The Architecture Pipeline

The vision subsystem pipeline operates as follows:

Video Stream --> Object Detection and Tracking --> Ball Location Tracking Algorithm --> Environment Knowledge Data

From the hardware perspective, we utilized standard webcam, Logitech Streamcam White, as a recording device attached to the robotic arm joint before the gripper. The default pose for the robotic arm is acting like an overhead camera that shows the playing field or the table. From the software perspective, we implemented YOLOv7-tiny model, fine-tuned on a custom dataset of 2,071 annotated images, trained model to detect the cups and the ball in real-time scenarios. For the computation of the detection model, it runs on local device.

The Occlusion Problem

The vision system is paired with the SORT algorithm to detect and track the cups and ball within the action space. Because the game involves prolonged occlusion—specifically, the ball being hidden beneath identical cups and the robotic arm obscuring the camera’s view—standard tracking IDs frequently drop or update unnecessarily. To counter this, we implemented a custom algorithm relying on continuous centroid monitoring.
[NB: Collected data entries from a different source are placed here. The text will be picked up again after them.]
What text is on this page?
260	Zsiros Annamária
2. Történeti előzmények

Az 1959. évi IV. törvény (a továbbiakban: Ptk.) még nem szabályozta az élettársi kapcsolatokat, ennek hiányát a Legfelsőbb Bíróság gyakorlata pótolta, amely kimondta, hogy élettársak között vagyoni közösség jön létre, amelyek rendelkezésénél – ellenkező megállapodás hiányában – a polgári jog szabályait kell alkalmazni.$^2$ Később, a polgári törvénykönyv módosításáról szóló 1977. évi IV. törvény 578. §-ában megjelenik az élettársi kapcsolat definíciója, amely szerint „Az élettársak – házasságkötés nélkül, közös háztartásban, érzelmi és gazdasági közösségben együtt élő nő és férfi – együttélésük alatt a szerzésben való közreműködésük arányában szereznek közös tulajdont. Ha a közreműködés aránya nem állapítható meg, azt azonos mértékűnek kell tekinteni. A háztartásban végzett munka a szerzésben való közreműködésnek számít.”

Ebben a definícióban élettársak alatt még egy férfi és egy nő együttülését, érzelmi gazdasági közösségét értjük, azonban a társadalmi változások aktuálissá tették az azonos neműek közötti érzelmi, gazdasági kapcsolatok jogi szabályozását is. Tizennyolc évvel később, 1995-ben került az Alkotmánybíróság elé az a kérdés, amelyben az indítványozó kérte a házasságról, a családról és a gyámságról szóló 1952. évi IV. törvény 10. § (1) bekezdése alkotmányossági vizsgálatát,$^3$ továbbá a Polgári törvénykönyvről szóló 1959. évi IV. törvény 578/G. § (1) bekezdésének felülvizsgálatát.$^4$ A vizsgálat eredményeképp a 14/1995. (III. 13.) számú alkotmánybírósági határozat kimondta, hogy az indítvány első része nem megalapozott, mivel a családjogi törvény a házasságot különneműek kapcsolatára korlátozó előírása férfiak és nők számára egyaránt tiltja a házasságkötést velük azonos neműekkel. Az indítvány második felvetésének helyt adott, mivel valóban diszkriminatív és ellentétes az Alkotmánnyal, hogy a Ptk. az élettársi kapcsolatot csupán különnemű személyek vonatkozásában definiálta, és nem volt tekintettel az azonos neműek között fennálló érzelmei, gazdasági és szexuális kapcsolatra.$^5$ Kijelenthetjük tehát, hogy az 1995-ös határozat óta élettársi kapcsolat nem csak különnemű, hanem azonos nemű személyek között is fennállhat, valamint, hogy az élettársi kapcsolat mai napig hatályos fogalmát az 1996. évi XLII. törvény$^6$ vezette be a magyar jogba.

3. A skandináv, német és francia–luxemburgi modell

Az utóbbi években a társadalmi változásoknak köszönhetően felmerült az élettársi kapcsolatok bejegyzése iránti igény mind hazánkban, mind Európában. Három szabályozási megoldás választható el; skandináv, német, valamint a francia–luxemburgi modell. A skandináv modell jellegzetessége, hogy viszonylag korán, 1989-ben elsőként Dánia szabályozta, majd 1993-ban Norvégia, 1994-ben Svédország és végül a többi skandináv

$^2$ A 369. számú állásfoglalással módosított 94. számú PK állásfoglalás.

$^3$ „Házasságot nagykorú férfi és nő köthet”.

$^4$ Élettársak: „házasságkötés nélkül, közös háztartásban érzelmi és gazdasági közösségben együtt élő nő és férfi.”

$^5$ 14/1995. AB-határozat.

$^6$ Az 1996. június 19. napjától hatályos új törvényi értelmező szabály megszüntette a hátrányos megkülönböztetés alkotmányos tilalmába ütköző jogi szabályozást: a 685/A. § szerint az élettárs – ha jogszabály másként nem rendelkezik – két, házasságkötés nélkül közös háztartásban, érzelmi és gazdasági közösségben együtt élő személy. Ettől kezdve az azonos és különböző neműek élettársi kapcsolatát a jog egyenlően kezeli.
At the exact moment the cup covers the ball, the system calculates the Euclidean distance between the bounding box center-point of each detected cup and the ball. When a cup’s centroid enters a predefined distance threshold relative to the ball, our algorithm links the two entities and flags that specific cup’s ID as the “VIP” (the cup containing the ball). While the cups are in motion, tracking is sustained by the SORT algorithm combined with frame-by-frame storage of the VIP’s location and ID data. If the robotic arm occludes the camera and causes the tracking algorithm to drop or reassign IDs, the system relies on this stored location history. Upon re-detection, it calculates the Euclidean distance from the last known location to re-identify the VIP cup, manually overriding the assigned ID to maintain continuity. Here are the code samples for the problem solving:

def get_vip(self, ball_info, cups_list):
        ball_center = centroid(ball_info[:4]) # Compute ball's bbox centroid
        
        for c, cup in enumerate(cups_list):
            cup_center = centroid(cup[:4]) # Compute cup's center
            centroid_distance = euclidean_dist(ball_center, cup_center) # Distance
            
            if centroid_distance < self.center_thresh: # Check for VIP
                self.vip = [cup] # Assign VIP
                break

Publication

  • Title: A Case of Cups and a Ball: Utilizing Generative Artificial Intelligence for Human-robotic Collaboration in Task Execution
  • Conference: 2024 International Automatic Control Conference (CACS), Taoyuan, Taiwan.